– А что послужило толчком?
– Уэллс, пожалуй, и Толстой, и еще некий Эдвард Карпентер. Я уже больше года как начал читать – по разным линиям, по тем линиям, которые считаю важнейшими.
– И поэзию?
– Честно говоря, не то, что вы называете поэзией, и не по тем же причинам. Вы-то оба пишете, так что у вас, естественно, другое восприятие. Уитмен, вот кто меня интересует.
– Уитмен?
– Да. Он – ярко выраженный этический фактор.
– К стыду своему должен сказать, что ровным счетом ничего о нем не знаю. А ты, Том? Том смущенно кивнул.
– Так вот, – продолжал Бэрн, – у него есть вещи и скучноватые, но я беру его творчество в целом. Он грандиозен – как Толстой. Оба они смотрят фактам в лицо и, как это ни странно для таких разных людей, по существу выражают одно и то же.
– Тут я пасую, Бэрн, – сознался Эмори. – Я, конечно, читал «Анну Каренину» и «Крейцерову сонату», но вообще-то Толстой для меня – темный лес.
– Такого великого человека не было в мире уже много веков! – убежденно воскликнул Бэрн. – Вы когда-нибудь видели его портрет, видели эту косматую голову?
Они проговорили до трех часов ночи обо всем на свете, от биологии до организованной религии, и когда Эмори, совсем продрогший, забрался наконец в постель, голова у него гудела от мыслей и от досадного чувства, что кто-то другой отыскал дорогу, по которой он уже давно мог бы идти.
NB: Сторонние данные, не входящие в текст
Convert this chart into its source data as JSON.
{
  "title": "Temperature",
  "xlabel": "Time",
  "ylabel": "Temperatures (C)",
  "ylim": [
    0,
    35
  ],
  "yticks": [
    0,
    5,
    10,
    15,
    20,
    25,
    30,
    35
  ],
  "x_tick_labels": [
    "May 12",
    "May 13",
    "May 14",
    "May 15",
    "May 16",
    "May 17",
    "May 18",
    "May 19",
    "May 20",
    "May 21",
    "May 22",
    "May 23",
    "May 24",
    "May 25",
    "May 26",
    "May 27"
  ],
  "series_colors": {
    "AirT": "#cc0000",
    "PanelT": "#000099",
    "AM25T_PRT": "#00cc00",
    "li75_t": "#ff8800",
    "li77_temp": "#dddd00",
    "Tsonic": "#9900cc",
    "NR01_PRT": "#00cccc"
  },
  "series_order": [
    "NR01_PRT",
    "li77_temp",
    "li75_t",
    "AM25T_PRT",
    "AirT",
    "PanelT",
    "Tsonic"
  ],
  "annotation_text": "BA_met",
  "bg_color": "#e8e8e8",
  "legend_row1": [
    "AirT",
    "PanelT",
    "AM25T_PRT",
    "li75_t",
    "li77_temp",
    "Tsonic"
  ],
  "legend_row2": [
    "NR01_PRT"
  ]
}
Бэрн Холидэй так явно находился в процессе роста, а ведь Эмори воображал то же самое о себе. А чего он достиг? Пришел к циничному отрицанию всего, что попадалось ему на дороге, утверждая только неисправимость человека, да читал Шоу и Честертона, чтобы не скатиться в декадентство, – сейчас вся умственная работа, проделанная им за последние полтора года, вдруг показалась пошлой и никчемной, какой-то пародией на самоусовершенствование… и темным фоном для всего этого служило таинственное происшествие, случившееся с ним прошлой весной, – оно до сих пор заполняло его ночи тоскливым ужасом и лишило его способности молиться. Он даже не был католиком, а между тем только католичество было для него хотя бы призраком какого-то кодекса – пышное, богатое обрядами, парадоксальное католичество, которого пророком был Честертон, а клакерами – такие раскаявшиеся литературные развратники, как Гюисманс и Бурже, которое в Америке насаждал Ральф Адамс Крам12 со своей одержимостью соборами XIII века, – такое католичество Эмори готов был принять как нечто удобное, готовенькое, без священников, таинств и жертвоприношений.
Не спалось, он зажег лампу у изголовья и, достав с полки «Крейцерову сонату», пробовал вычитать в ней первопричину увлеченности Бэрна. Стать вторым Бэрном вдруг показалось ему настолько соблазнительнее, чем просто быть умным. Но он тут же вздохнул… может быть, еще один колосс на глиняных ногах?